PARKERSBURG — United Bankshares has announced record earnings for the first quarter of 2018. Earnings for the first quarter of 2018 were a record $61.7 million as compared to earnings of $38.8 million for the first quarter of 2017. Diluted earnings per share were 59 cents for the first quarter of 2018 as compared to diluted earnings per share of 48 cents for the first quarter of 2017.

United’s first quarter 2018 results produced an annualized return on average assets of 1.35 percent and an annualized return on average equity of 7.65 percent. United’s annualized returns on average assets and average equity were 1.09 percent and 6.98 percent, respectively, for the first quarter of 2017.

“United’s earnings continue to be strong as we achieved record net income of $61.7 million for the first quarter of 2018,” said Richard M. Adams, United’s chairman and chief executive officer. “For the first quarter of 2018, we increased before tax earnings to $79.6 million from $59.0 million for last year’s first quarter and our return on average assets of 1.35 percent for the quarter was up significantly from 1.09 percent for the first quarter of 2017.”

On April 21, 2017, United completed its acquisition of Cardinal Financial Corp. of Tysons, Va. As a result of the Cardinal acquisition, the first quarter of 2018 was impacted by increased levels of average balances, income, and expense as compared to the first quarter of 2017. In addition, the first quarter of 2017 included merger-related expenses of $1.2 million related to the Cardinal acquisition.

Net interest income for the first quarter of 2018 was $144 million, which was an increase of $36.4 million or 34 percent from the first quarter of 2017.

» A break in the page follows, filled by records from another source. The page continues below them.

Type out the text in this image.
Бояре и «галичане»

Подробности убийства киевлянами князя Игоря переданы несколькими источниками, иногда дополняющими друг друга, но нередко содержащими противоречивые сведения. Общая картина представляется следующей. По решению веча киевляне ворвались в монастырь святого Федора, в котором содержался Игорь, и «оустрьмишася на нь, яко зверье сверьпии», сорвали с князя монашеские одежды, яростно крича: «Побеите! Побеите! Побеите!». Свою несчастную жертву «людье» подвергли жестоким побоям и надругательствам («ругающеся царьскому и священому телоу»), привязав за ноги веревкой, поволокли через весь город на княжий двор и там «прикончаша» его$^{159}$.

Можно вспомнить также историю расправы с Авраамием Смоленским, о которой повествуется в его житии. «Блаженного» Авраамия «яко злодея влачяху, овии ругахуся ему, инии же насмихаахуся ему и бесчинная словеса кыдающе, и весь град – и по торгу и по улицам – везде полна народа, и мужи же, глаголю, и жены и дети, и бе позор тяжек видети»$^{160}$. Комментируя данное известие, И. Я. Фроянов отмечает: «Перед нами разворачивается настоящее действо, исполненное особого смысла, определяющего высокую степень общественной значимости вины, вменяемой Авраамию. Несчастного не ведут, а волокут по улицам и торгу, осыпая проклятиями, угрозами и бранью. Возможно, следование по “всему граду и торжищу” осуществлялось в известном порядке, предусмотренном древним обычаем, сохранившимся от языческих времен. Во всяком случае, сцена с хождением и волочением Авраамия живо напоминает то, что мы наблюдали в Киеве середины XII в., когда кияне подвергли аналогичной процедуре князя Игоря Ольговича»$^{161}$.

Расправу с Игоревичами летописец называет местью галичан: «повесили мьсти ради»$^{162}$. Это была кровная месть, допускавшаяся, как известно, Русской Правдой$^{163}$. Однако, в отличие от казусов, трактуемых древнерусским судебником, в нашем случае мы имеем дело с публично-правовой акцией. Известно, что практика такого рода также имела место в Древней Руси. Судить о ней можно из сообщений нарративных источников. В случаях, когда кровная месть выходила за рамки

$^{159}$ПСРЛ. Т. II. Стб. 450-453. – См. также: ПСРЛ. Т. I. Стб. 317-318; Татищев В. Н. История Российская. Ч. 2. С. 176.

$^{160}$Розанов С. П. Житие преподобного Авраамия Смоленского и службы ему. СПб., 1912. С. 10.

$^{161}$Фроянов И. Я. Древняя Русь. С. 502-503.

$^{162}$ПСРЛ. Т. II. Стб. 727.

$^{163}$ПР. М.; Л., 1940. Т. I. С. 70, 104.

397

Partially offsetting the increases to tax-equivalent net interest income for the first quarter of 2018 was an increase of 26 basis points in the average cost of funds as compared to the first quarter of 2017 due to the higher market interest rates. The net interest margin of 3.61 percent for the first quarter of 2018 was an increase of 18 basis points from the net interest margin of 3.43 percent for the first quarter of 2017.

On a linked-quarter basis, net interest income for the first quarter of 2018 decreased $10.8 million or 7 percent from the fourth quarter of 2017.

Its efficiency ratio for the first quarter of 2018 was 51.62 percent, compared to 49.19 percent for the first quarter of 2017 and 51.05 percent for the quarter ending Dec. 31, 2017. For the quarters ended March 31, 2018, and 2017, the provision for loan losses was $5.2 million and $5.9 million, respectively.

Noninterest income for the first quarter of 2018 was $31.2 million, which was an increase of $11.0 million or 55 percent from the first quarter of 2017.

On a linked-quarter basis, noninterest income for the first quarter of 2018 decreased $1.6 million or 5 percent from the fourth quarter of 2017 due mainly to a net loss of $485 thousand on investment securities transactions as compared to a net gain of $430 thousand for the fourth quarter of 2017.

Noninterest expense for the first quarter of 2018 was $90.5 million, an increase of $27.6 million or 44 percent from the first quarter of 2017 due mainly to the additional employees and branch offices from the Cardinal acquisition as most major categories of noninterest expense showed increases.

On a linked-quarter basis, noninterest expense decreased $5.3 million or 6 percent from the fourth quarter of 2017 due mainly to decreases of $1.5 million each in merger-related expenses and business franchise taxes within other expense.

For the first quarter of 2018, income tax expense was $17.9 million, a decrease of $2.3 million from the first quarter of 2017 mainly due to a decline in the effective tax rate as a result of the Tax Cuts and Jobs Act of 2017.

United’s asset quality continues to be sound. At March 31, nonperforming loans were $157.6 million, or 1.21 percent of loans, net of unearned income, down from nonperforming loans of $168.7 million, or 1.30 percent of loans, net of unearned income, at Dec. 31, 2017. As of March 31, the allowance for loan losses was $76.7 million or 0.59 percent of loans, net of unearned income, as compared to $76.6 million or 0.59 percent of loans, net of unearned income, at Dec. 31, 2017. Total nonperforming assets of $180.4 million, including OREO of $22.8 million at March 31, 2018, represented 0.97 percent of total assets as compared to nonperforming assets of $193.1 million or 1.01 percent at Dec. 31, 2017.

United continues to be well-capitalized based upon regulatory guidelines. United’s estimated risk-based capital ratio is 14.6 percent at March 31, while its estimated Common Equity Tier 1 capital, Tier 1 capital and leverage ratios are 12.4 percent, 12.4 percent and 10.5 percent, respectively. The regulatory requirements for a well-capitalized financial institution are a risk-based capital ratio of 10.0 percent, a Common Equity Tier 1 capital ratio of 6.5 percent, a Tier 1 capital ratio of 8.0 percent and a leverage ratio of 5.0 percent.

United has consolidated assets of $18.6 billion with full service offices in West Virginia, Virginia, Maryland, Ohio, Pennsylvania and Washington, D.C. United Bankshares stock is traded on the NASDAQ Global Select Market under the quotation symbol UBSI.